From the Midwest, Juanita moved to the Washington, D.C. area. Since 1973 her community and professional work has been primarily at the national level as a manager or analyst ensuring statistical and demographic perspectives in public policies. Juanita began her career at the National Center of Education Statistics analyzing data on Title 1 students. She then led the Asian American Affairs Office at
DHEW during the fall of Vietnam with entry of refugees; ensuring Asian Pacific Islander representation in the planning and conduct of the 1980 Census; and chairing the 1975 working group of the Federal Interagency Committteee on Education that developed the racial and ethnic categories for the the federal statistical system.
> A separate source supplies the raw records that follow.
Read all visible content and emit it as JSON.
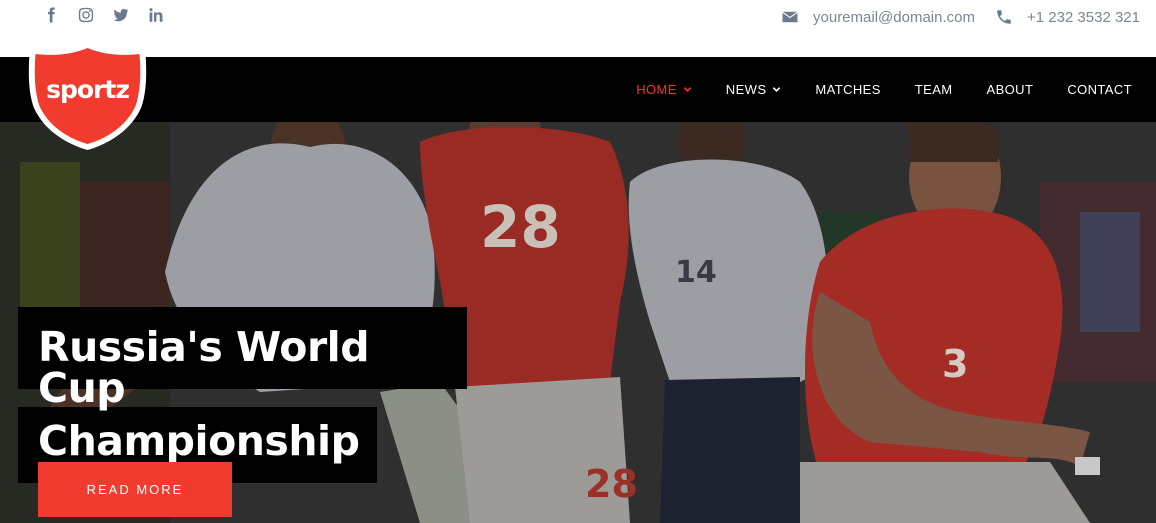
{
  "topbar": {
    "social": [
      {
        "name": "facebook"
      },
      {
        "name": "instagram"
      },
      {
        "name": "twitter"
      },
      {
        "name": "linkedin"
      }
    ],
    "email": "youremail@domain.com",
    "phone": "+1 232 3532 321"
  },
  "brand": {
    "logo_text": "sportz",
    "accent_color": "#f23b2f"
  },
  "nav": {
    "items": [
      {
        "label": "HOME",
        "has_dropdown": true,
        "active": true
      },
      {
        "label": "NEWS",
        "has_dropdown": true,
        "active": false
      },
      {
        "label": "MATCHES",
        "has_dropdown": false,
        "active": false
      },
      {
        "label": "TEAM",
        "has_dropdown": false,
        "active": false
      },
      {
        "label": "ABOUT",
        "has_dropdown": false,
        "active": false
      },
      {
        "label": "CONTACT",
        "has_dropdown": false,
        "active": false
      }
    ]
  },
  "hero": {
    "title_line1": "Russia's World Cup",
    "title_line2": "Championship",
    "cta_label": "READ MORE"
  }
}
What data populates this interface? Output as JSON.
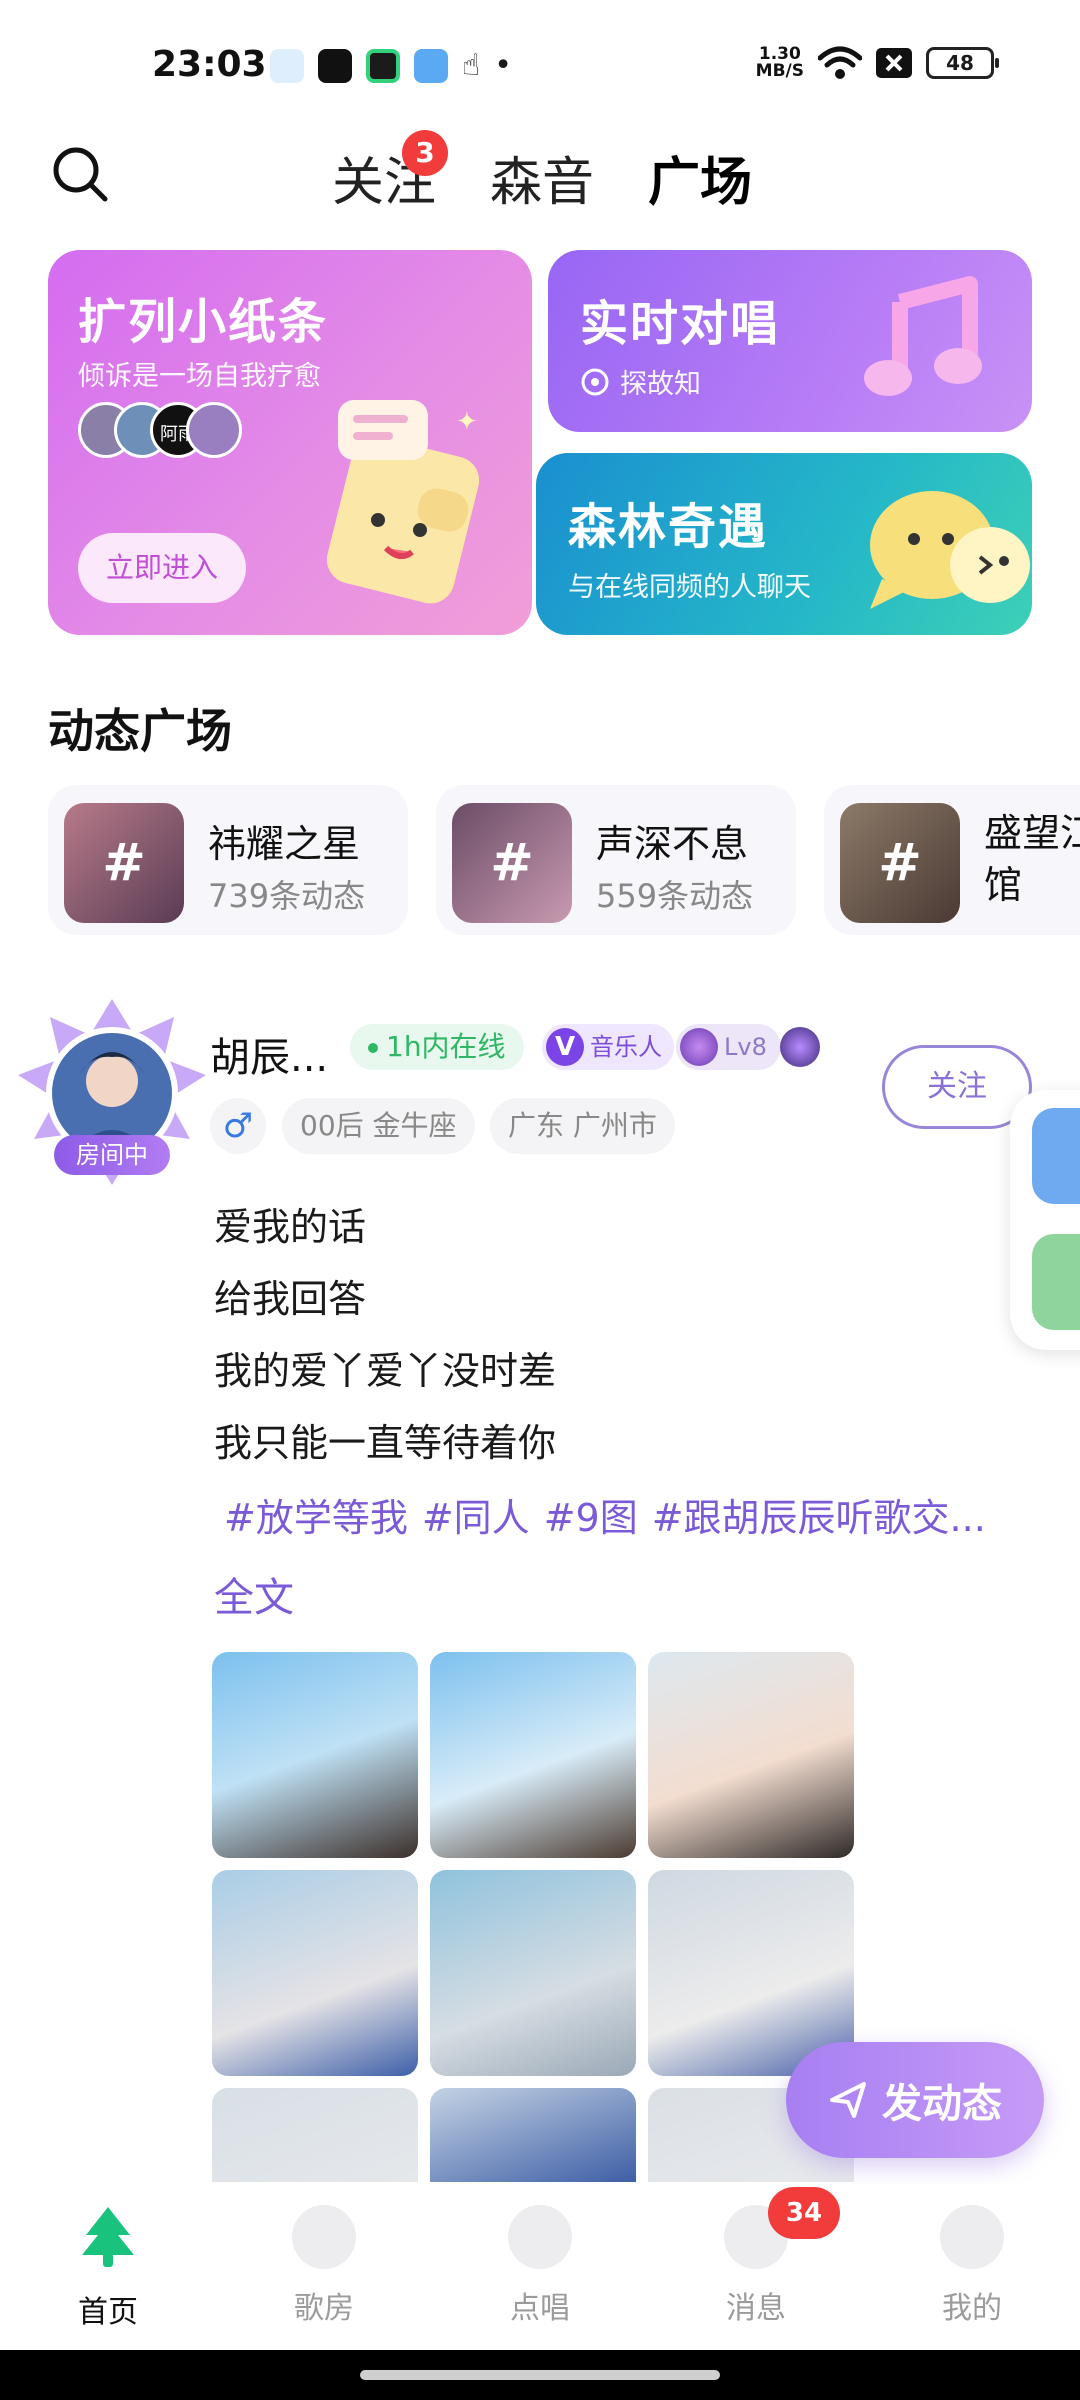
{
  "status_bar": {
    "time": "23:03",
    "net_speed_value": "1.30",
    "net_speed_unit": "MB/S",
    "battery": "48"
  },
  "header": {
    "tabs": [
      {
        "label": "关注",
        "badge": "3"
      },
      {
        "label": "森音"
      },
      {
        "label": "广场",
        "active": true
      }
    ]
  },
  "cards": {
    "note": {
      "title": "扩列小纸条",
      "subtitle": "倾诉是一场自我疗愈",
      "button": "立即进入",
      "avatar_text": "阿雨"
    },
    "duet": {
      "title": "实时对唱",
      "subtitle": "探故知"
    },
    "forest": {
      "title": "森林奇遇",
      "subtitle": "与在线同频的人聊天"
    }
  },
  "section": {
    "title": "动态广场"
  },
  "topics": [
    {
      "name": "祎耀之星",
      "count": "739条动态"
    },
    {
      "name": "声深不息",
      "count": "559条动态"
    },
    {
      "name": "盛望江\n馆",
      "count": ""
    }
  ],
  "post": {
    "room_badge": "房间中",
    "name": "胡辰...",
    "online": "1h内在线",
    "musician_badge": "音乐人",
    "level": "Lv8",
    "follow": "关注",
    "gender_symbol": "♂",
    "tags": [
      "00后 金牛座",
      "广东 广州市"
    ],
    "lines": [
      "爱我的话",
      "给我回答",
      "我的爱丫爱丫没时差",
      "我只能一直等待着你"
    ],
    "hashtags": [
      "#放学等我",
      "#同人",
      "#9图",
      "#跟胡辰辰听歌交..."
    ],
    "full_text": "全文"
  },
  "fab": {
    "label": "发动态"
  },
  "bottom_nav": [
    {
      "label": "首页",
      "active": true
    },
    {
      "label": "歌房"
    },
    {
      "label": "点唱"
    },
    {
      "label": "消息",
      "badge": "34"
    },
    {
      "label": "我的"
    }
  ],
  "colors": {
    "accent": "#7b5ad8",
    "tab_underline": "#2fd6a0",
    "badge_red": "#f23c3c",
    "online_green": "#2fb765"
  }
}
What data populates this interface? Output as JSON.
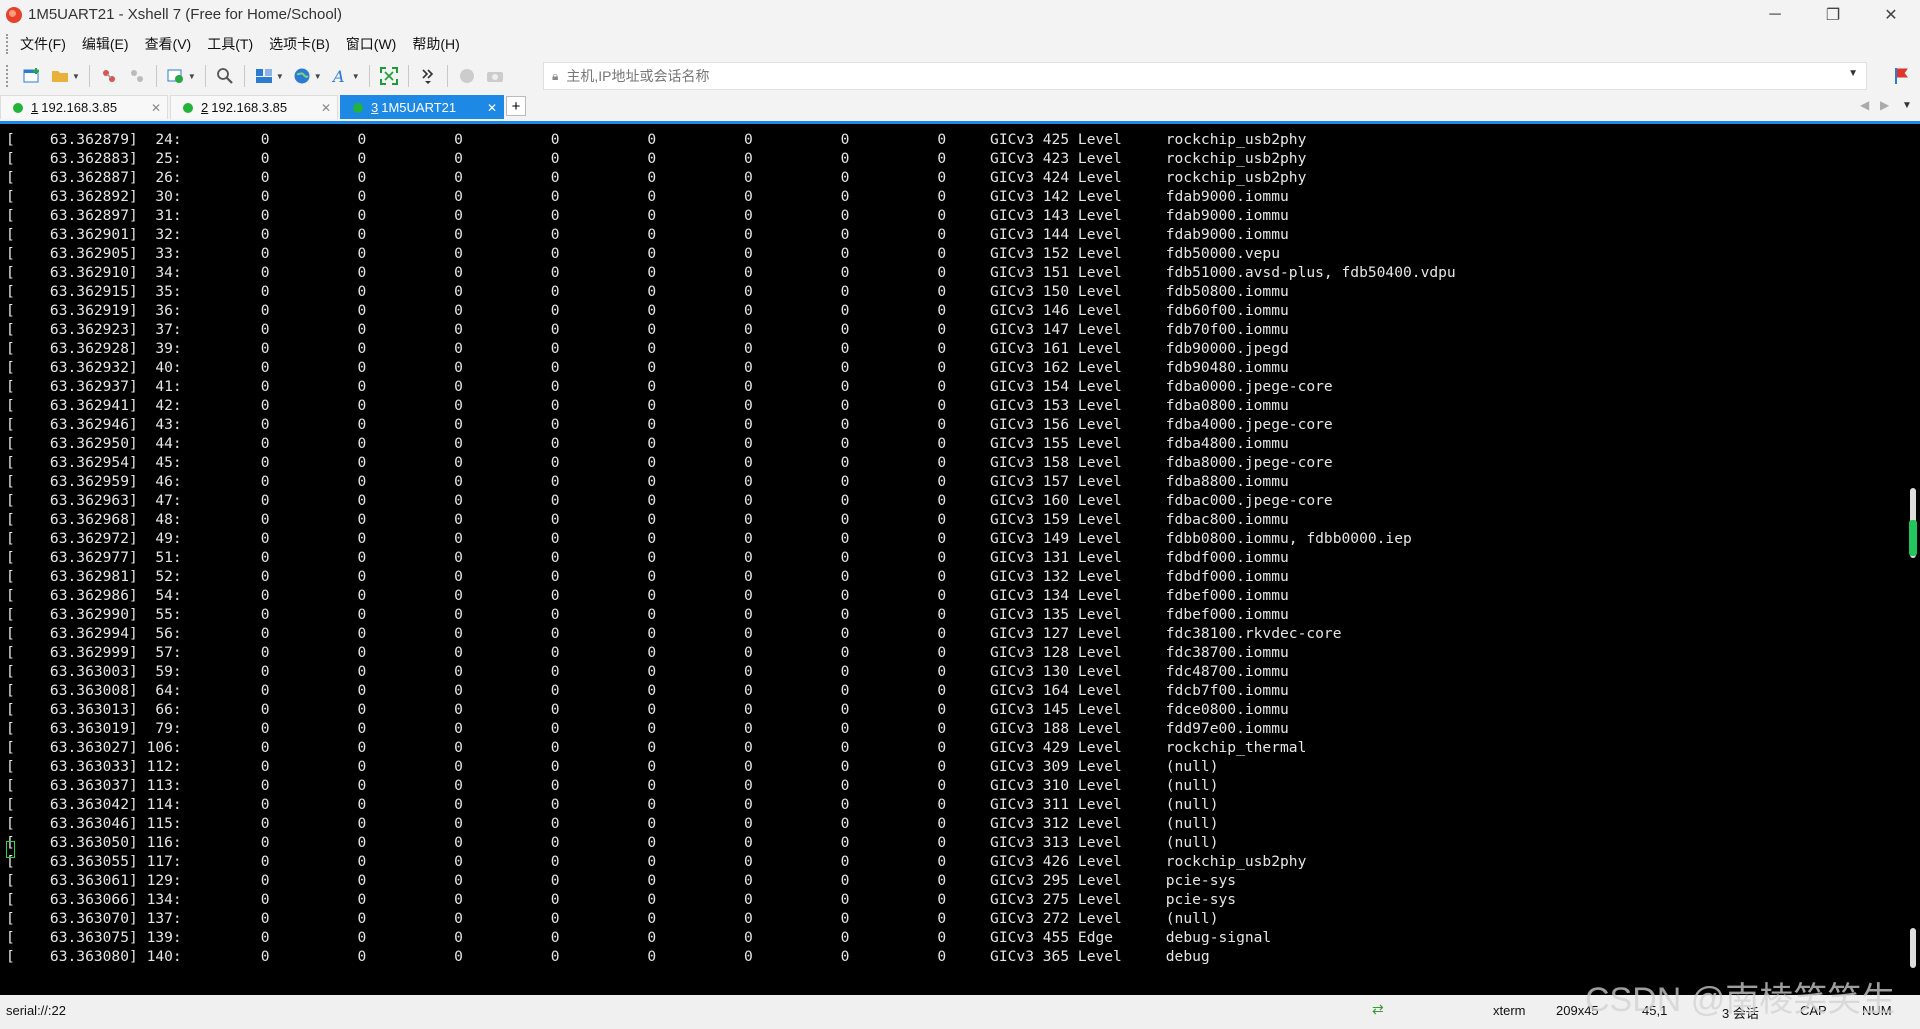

She was the first Asian American division director at the US Commission on Civil
Rights, 1980-82; first Asian American research associate at the Committee on National Statistics, National Academy of Sciences 1993-94, and first Filipino American section officer, American Statistical Association, 2005-06. In 1997 she joined the US. Census Bureau as special assistant to the Director in preparation for the 2000 Census and subsequently directed the 2010 Census Planning Unit. Her current work is on competitve human capital in a 21st century global eonomy, focusing on the role of civil servants.

Pioneering Federal projects directed by Juanita resulted in various publications including the classic 1976 Asian American Data Reference Directory and the 1977 Asian American Field Survey (DHEW); 1981 Child Care and Equal Opportunity for Women and 1982 The Federal Response to Domestic Violence (USCCR). Her professional publications include: Common Destiny: Filipino American Generations, 2006; "Population Shifts and Demographic Methods," with C. Matthew Snipp, American Statistical Association/international Joint Statistical Meetings Proceedings, 2003," Asian
Americans: From Racial Category to Multiple Identities
, 1998, and the Asian American Almanac, 1995. Her latest manuscript is on racial, ethnic, and gender bias in education statistics for the 2008 International Encyclopedia of Education.

Juanita is a recipient of the Lifetime Achievement Award from the Association of Asian American Studies . She currently serves on the President's Council of the Population Reference Bureau and is an advisor for Filipino American Studies, University of Maryland, College Park.